Monday, August 2, 2010

INCEPTION MOVIE REVIEW by Sam Skant


Hey Guys,


So I finally went and saw the movie "Inception" yesterday and here I am with the full review. Warning! Spoilers ahead!

Alright, first of all, the film isn't as "mind crazy" as everybody is saying.

Sure it has it's moments where you just scratch your head and say "Mr. Nolan, you simply have too much time on your hands!" But really, there's nothing much here that you haven't seen before.

Concerning the plot itself. Basically the story takes place in the near future where brains have stopped being able to generate certain vital brainwaves (some sort of evolutionary failsafe to keep species from getting too prolific I think).

The story centers around four "Dream Jumpers" who's job it is to the obtain these vital brain waves at whatever the cost (moral or otherwise).

In order to accomplish this they kidnap special children (teen agers more like) who for whatever reason have brains that produce these vital brain waves when they dream.

They take these chidlren to their lab which (for some reason) is in a giant decrepit ocean liner that looks all grimy from the outside but inside is really super high-tech.

The thing is, they kidnap this one kid who isn't really a kid at all but another brain agent (played by who else but eternally cherub faced Ellen Page). And guess what? She's got her own agenda.

Page plays along for awhile, allowing the four men (Dicaprio, Watanabe et al) to enter into her young mind to try and steal her thoughts or something.

The creepiest part of it is the strangely sexual manner in which Nolan treats these mind "insertion" scenes.

The men all climb into this long -and remarkably phallic- train-like device and then, following this CGI odyssey, somehow manage to transmit their mental algorithms INTO little Ms. Page who lies in a weird gynocologist's chair biting her lip in what anybody who hasn't watched the lead up would assume to be a rape scene. Hmmm....what could it all mean?

The four men end up inside Page's mind and things just deteriorate from there. Of course Dicaprio ends up falling in love with Page's mind. Feels guilty about kidnapping her and mind-raping her and tries to save her.
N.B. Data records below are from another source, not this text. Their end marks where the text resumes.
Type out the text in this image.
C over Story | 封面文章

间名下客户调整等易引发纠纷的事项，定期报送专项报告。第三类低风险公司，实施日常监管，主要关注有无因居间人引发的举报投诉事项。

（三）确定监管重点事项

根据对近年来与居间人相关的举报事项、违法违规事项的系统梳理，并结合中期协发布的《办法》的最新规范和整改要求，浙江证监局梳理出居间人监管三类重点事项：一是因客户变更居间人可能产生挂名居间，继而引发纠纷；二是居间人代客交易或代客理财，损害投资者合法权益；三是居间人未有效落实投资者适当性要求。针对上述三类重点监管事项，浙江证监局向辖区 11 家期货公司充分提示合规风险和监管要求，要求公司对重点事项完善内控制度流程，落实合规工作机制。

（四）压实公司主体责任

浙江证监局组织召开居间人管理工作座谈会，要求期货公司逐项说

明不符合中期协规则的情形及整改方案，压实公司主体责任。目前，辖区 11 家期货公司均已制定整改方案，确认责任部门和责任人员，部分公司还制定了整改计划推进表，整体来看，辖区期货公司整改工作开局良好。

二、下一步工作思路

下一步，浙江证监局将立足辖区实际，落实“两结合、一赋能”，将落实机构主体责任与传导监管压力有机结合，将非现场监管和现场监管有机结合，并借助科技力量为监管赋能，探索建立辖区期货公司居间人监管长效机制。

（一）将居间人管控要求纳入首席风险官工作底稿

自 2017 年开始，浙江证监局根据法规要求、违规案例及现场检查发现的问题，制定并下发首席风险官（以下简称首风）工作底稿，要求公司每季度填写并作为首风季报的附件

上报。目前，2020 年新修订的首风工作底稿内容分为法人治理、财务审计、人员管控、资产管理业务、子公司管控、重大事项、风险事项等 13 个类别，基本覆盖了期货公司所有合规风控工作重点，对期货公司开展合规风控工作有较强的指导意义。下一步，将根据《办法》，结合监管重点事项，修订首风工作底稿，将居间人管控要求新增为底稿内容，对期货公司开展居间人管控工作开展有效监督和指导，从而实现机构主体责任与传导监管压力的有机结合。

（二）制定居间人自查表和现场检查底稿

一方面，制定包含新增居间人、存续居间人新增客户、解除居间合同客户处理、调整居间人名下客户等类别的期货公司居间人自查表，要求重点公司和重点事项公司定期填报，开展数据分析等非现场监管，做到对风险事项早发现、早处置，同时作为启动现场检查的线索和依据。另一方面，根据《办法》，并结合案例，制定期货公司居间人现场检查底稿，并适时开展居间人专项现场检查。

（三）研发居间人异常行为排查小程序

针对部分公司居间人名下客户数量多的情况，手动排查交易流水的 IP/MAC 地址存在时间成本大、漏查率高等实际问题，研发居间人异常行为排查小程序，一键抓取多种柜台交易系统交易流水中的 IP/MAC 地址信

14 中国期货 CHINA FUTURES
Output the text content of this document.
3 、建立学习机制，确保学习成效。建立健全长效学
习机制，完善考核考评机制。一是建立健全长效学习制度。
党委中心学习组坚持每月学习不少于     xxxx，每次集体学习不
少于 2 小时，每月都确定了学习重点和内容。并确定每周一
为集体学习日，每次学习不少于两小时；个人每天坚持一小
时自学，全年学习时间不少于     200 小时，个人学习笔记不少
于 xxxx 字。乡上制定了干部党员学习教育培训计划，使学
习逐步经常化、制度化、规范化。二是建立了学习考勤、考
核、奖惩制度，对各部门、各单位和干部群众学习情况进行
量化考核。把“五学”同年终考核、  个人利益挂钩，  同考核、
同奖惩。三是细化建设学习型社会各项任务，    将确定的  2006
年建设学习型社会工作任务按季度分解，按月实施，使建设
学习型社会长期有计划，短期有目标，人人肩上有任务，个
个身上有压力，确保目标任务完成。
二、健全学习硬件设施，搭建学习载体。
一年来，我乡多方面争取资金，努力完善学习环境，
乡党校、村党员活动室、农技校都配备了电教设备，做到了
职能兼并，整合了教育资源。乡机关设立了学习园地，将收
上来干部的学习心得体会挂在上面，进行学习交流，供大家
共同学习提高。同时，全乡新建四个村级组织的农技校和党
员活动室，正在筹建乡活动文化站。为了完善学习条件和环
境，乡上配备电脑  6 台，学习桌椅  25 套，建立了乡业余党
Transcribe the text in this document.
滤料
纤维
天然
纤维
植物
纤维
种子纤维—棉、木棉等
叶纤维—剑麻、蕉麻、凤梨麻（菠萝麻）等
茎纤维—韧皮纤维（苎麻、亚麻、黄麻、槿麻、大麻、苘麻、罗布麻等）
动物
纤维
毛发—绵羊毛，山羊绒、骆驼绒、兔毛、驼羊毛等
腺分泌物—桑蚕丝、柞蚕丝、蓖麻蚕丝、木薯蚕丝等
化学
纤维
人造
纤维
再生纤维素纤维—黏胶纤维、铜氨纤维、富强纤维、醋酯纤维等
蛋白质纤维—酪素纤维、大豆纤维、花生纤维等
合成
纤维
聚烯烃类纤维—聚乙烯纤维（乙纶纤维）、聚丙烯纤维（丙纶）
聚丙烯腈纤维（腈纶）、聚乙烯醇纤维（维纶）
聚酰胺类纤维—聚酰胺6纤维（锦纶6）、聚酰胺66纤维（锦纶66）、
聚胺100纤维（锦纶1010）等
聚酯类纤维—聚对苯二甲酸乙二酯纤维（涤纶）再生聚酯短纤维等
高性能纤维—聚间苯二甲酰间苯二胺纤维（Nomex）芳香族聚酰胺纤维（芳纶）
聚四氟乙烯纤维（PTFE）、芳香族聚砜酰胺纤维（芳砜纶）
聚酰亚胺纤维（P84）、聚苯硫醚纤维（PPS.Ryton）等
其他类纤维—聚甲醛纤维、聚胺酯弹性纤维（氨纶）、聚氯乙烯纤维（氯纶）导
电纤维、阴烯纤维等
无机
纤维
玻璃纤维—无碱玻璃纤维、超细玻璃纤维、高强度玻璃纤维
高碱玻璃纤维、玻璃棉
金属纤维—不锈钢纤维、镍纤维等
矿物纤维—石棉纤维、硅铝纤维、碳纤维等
But of course Page isn't any angel herself and there's this series of predictable double crosses which essentially amount to the "mind bendy" version of the Rom Com meet-cute.

Eventually Page (her mind's version of herself anyway) decides that she loves Dicaprio and escapes through her own mind with her mind's version of Dicaprio as they're chased by Watanabe and several other guys armed with mind guns.

I honestly sort of slipped in and out of the movie. At one point there's a scene where Dicaprio is fighting Watanabe on top of this CGI pyramid with, can you believe it, broadswords while Ellen Page somehow manages to conjure this fucking Golem out of the sand of her own mind to fight him.

And get this: the Golem is made up of all the negative thoughts Page's character has been keeping locked inside for so long which sets up the final kicker:

(Warning Big Spoiler ahead):

Ellen Page wakes up and...

It was all a dream.

Or rather, it was all one big psycho-therapy session for Page's character to come to terms with, you guessed it, getting raped by four men five years earlier.
Of course her psychologist is none other than dreamy Leo himself made intellectual here by wearing a pair of ridiculous spectacles.

Now while some might call that sort of surprise ending "revolutionary" I, for one say that any movie that ends with the main character waking up only to find that the whole movie we've become vested in is a dream is simply lazy story telling and it's got more in common with M. Night what's-his-face's latest trends of sudden, un-earned endings than anything else.

Still, beats the rest of the swill out this summer.